Recently I found a possible http connection leak issue in my code. I received "Connection pool is full, discarding connection" message in my log but there is few concurrent request in my code.
Actually I'm creating a py2neo.Graph
instance every time it enters a API function, and I didn't make a close behavior when it leave the function.
Because there is no close()
method for py2neo.Graph
instance and there is no statement about the life cycle of py2neo.Graph
instance in official documentation so I used to think that the instance would dead and automatically release its resources (like http connections in the pool) when it is no longer referenced by programmer's code (for python will execute deletion when the reference count of one object reaches zero).
So what is the actual behavior of the instance when its reference is released and what's the correct style of managing py2neo.Graph instance?
Because there is no close() method for py2neo.Graph instance and there is no statement about the life cycle of py2neo.Graph instance in official documentation so I used to think that the instance would dead and automatically release its resources (like http connections in the pool) when it is no longer referenced by programmer's code (for python will execute deletion when the reference count of one object reaches zero).
You're right that Python executes deletion when the variable is no longer referenced, but that's not something you should rely on, as there's no guarantee that it will be actually called.
For network connections, you want to explicitly close them, usually using a context manager or calling a close()
method. urllib3 provides ways to do this, but they have to be used at the py2neo
level.
So Database
objects contain a Connector
of type HTTPConnector
if you specified an HTTP URL, and you can access it through the connector
property and then close()
it. And if you have a Graph
, you can access the database
from it. So properly closing py2neo
graphs looks like this:
graph = Graph(...)
# use the graph...
graph.database.connector.close() # close the connection pool
But I don'tpy2neo
is intended to be used like that: they actually have a class-level Database cache, so that when you open multiple Graph()
instances (which is what you're doing), then the same database will get reused, and ultimately the same connection pool.
This is why you can simply call the Database.forget_all()
class method to empty the cache and close all your connections.
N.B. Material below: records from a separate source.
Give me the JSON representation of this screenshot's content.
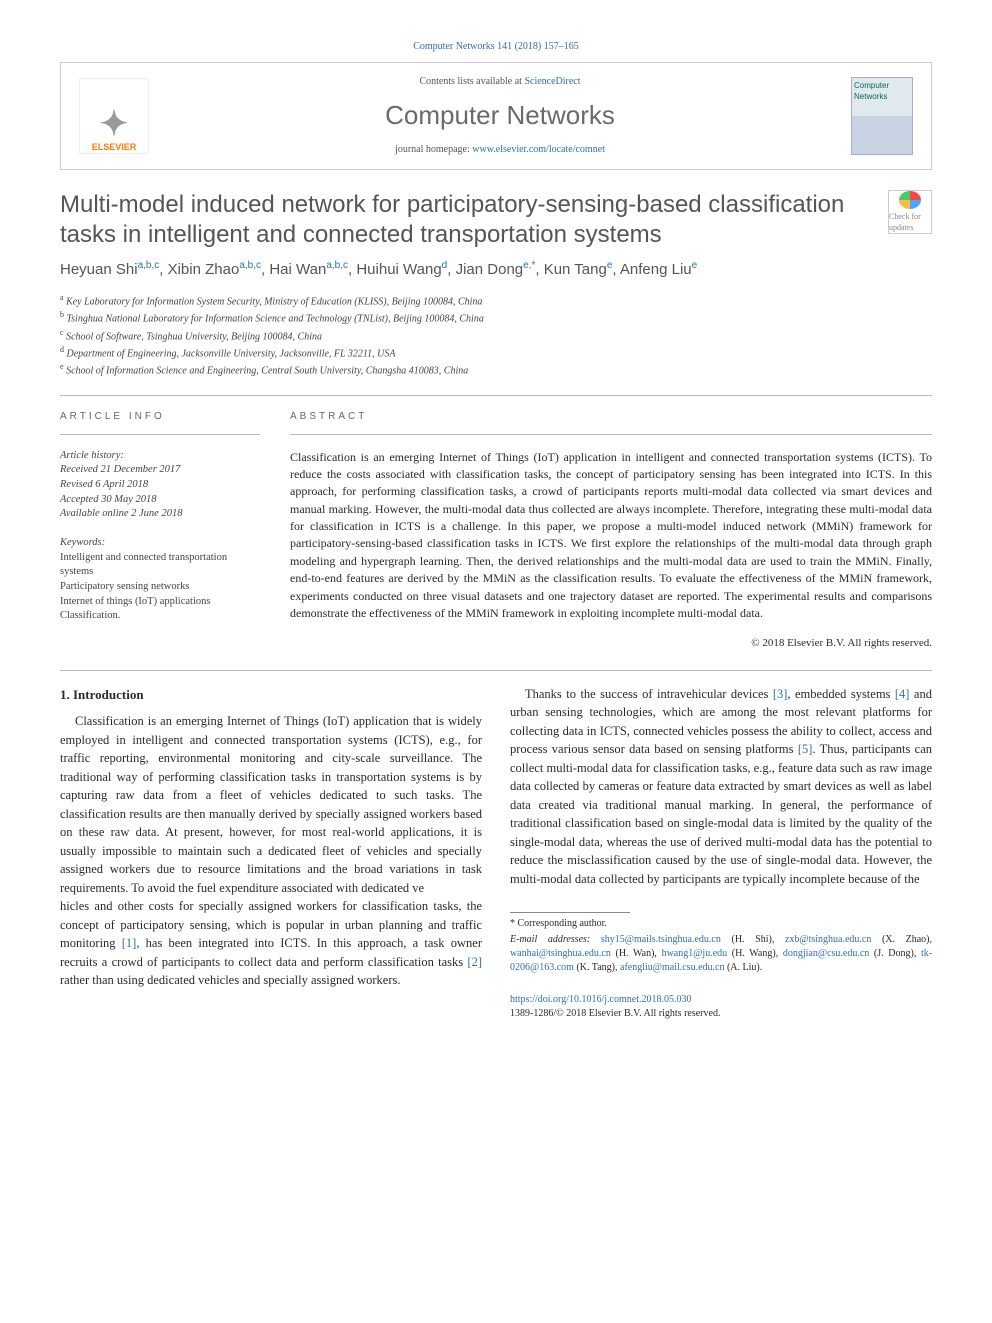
{
  "top_citation": "Computer Networks 141 (2018) 157–165",
  "header": {
    "contents_prefix": "Contents lists available at ",
    "contents_link": "ScienceDirect",
    "journal": "Computer Networks",
    "homepage_prefix": "journal homepage: ",
    "homepage_url": "www.elsevier.com/locate/comnet",
    "publisher": "ELSEVIER",
    "cover_label": "Computer Networks"
  },
  "article": {
    "title": "Multi-model induced network for participatory-sensing-based classification tasks in intelligent and connected transportation systems",
    "crossmark": "Check for updates",
    "authors_html": "Heyuan Shi a,b,c, Xibin Zhao a,b,c, Hai Wan a,b,c, Huihui Wang d, Jian Dong e,*, Kun Tang e, Anfeng Liu e",
    "authors": [
      {
        "name": "Heyuan Shi",
        "sup": "a,b,c"
      },
      {
        "name": "Xibin Zhao",
        "sup": "a,b,c"
      },
      {
        "name": "Hai Wan",
        "sup": "a,b,c"
      },
      {
        "name": "Huihui Wang",
        "sup": "d"
      },
      {
        "name": "Jian Dong",
        "sup": "e,*"
      },
      {
        "name": "Kun Tang",
        "sup": "e"
      },
      {
        "name": "Anfeng Liu",
        "sup": "e"
      }
    ],
    "affiliations": [
      {
        "sup": "a",
        "text": "Key Laboratory for Information System Security, Ministry of Education (KLISS), Beijing 100084, China"
      },
      {
        "sup": "b",
        "text": "Tsinghua National Laboratory for Information Science and Technology (TNList), Beijing 100084, China"
      },
      {
        "sup": "c",
        "text": "School of Software, Tsinghua University, Beijing 100084, China"
      },
      {
        "sup": "d",
        "text": "Department of Engineering, Jacksonville University, Jacksonville, FL 32211, USA"
      },
      {
        "sup": "e",
        "text": "School of Information Science and Engineering, Central South University, Changsha 410083, China"
      }
    ]
  },
  "info": {
    "heading": "ARTICLE INFO",
    "history_label": "Article history:",
    "history": [
      "Received 21 December 2017",
      "Revised 6 April 2018",
      "Accepted 30 May 2018",
      "Available online 2 June 2018"
    ],
    "keywords_label": "Keywords:",
    "keywords": [
      "Intelligent and connected transportation systems",
      "Participatory sensing networks",
      "Internet of things (IoT) applications",
      "Classification."
    ]
  },
  "abstract": {
    "heading": "ABSTRACT",
    "text": "Classification is an emerging Internet of Things (IoT) application in intelligent and connected transportation systems (ICTS). To reduce the costs associated with classification tasks, the concept of participatory sensing has been integrated into ICTS. In this approach, for performing classification tasks, a crowd of participants reports multi-modal data collected via smart devices and manual marking. However, the multi-modal data thus collected are always incomplete. Therefore, integrating these multi-modal data for classification in ICTS is a challenge. In this paper, we propose a multi-model induced network (MMiN) framework for participatory-sensing-based classification tasks in ICTS. We first explore the relationships of the multi-modal data through graph modeling and hypergraph learning. Then, the derived relationships and the multi-modal data are used to train the MMiN. Finally, end-to-end features are derived by the MMiN as the classification results. To evaluate the effectiveness of the MMiN framework, experiments conducted on three visual datasets and one trajectory dataset are reported. The experimental results and comparisons demonstrate the effectiveness of the MMiN framework in exploiting incomplete multi-modal data.",
    "copyright": "© 2018 Elsevier B.V. All rights reserved."
  },
  "section1": {
    "heading": "1. Introduction",
    "para1": "Classification is an emerging Internet of Things (IoT) application that is widely employed in intelligent and connected transportation systems (ICTS), e.g., for traffic reporting, environmental monitoring and city-scale surveillance. The traditional way of performing classification tasks in transportation systems is by capturing raw data from a fleet of vehicles dedicated to such tasks. The classification results are then manually derived by specially assigned workers based on these raw data. At present, however, for most real-world applications, it is usually impossible to maintain such a dedicated fleet of vehicles and specially assigned workers due to resource limitations and the broad variations in task requirements. To avoid the fuel expenditure associated with dedicated ve",
    "para1b": "hicles and other costs for specially assigned workers for classification tasks, the concept of participatory sensing, which is popular in urban planning and traffic monitoring [1], has been integrated into ICTS. In this approach, a task owner recruits a crowd of participants to collect data and perform classification tasks [2] rather than using dedicated vehicles and specially assigned workers.",
    "para2": "Thanks to the success of intravehicular devices [3], embedded systems [4] and urban sensing technologies, which are among the most relevant platforms for collecting data in ICTS, connected vehicles possess the ability to collect, access and process various sensor data based on sensing platforms [5]. Thus, participants can collect multi-modal data for classification tasks, e.g., feature data such as raw image data collected by cameras or feature data extracted by smart devices as well as label data created via traditional manual marking. In general, the performance of traditional classification based on single-modal data is limited by the quality of the single-modal data, whereas the use of derived multi-modal data has the potential to reduce the misclassification caused by the use of single-modal data. However, the multi-modal data collected by participants are typically incomplete because of the"
  },
  "footnotes": {
    "corresponding": "* Corresponding author.",
    "emails_label": "E-mail addresses:",
    "emails": [
      {
        "email": "shy15@mails.tsinghua.edu.cn",
        "who": "(H. Shi)"
      },
      {
        "email": "zxb@tsinghua.edu.cn",
        "who": "(X. Zhao)"
      },
      {
        "email": "wanhai@tsinghua.edu.cn",
        "who": "(H. Wan)"
      },
      {
        "email": "hwang1@ju.edu",
        "who": "(H. Wang)"
      },
      {
        "email": "dongjian@csu.edu.cn",
        "who": "(J. Dong)"
      },
      {
        "email": "tk-0206@163.com",
        "who": "(K. Tang)"
      },
      {
        "email": "afengliu@mail.csu.edu.cn",
        "who": "(A. Liu)"
      }
    ],
    "doi": "https://doi.org/10.1016/j.comnet.2018.05.030",
    "issn_line": "1389-1286/© 2018 Elsevier B.V. All rights reserved."
  },
  "colors": {
    "link": "#2f6fb0",
    "heading_gray": "#555555",
    "brand_orange": "#ff7a00"
  }
}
I'm not sure if this would work in your case and anyway it's generally faster to reuse existing connections and urllib3 is well-equipped to do that, at one condition: you need to make sure the connections are released into the pool. If you don't do that, then you quickly hit the connection limit, which means that to create a new connection requires discarding old ones, and that produces your "Connection pool is full, discarding connection"
warning.
But to be honest here it looks like py2neo
does not use streaming, so all connections should immediately put back into the pool, and you should not get the warning unless you have more than 40 concurrent requests, the current default. Maybe if you share your actual code in the form of a minimal example it will be easier to help.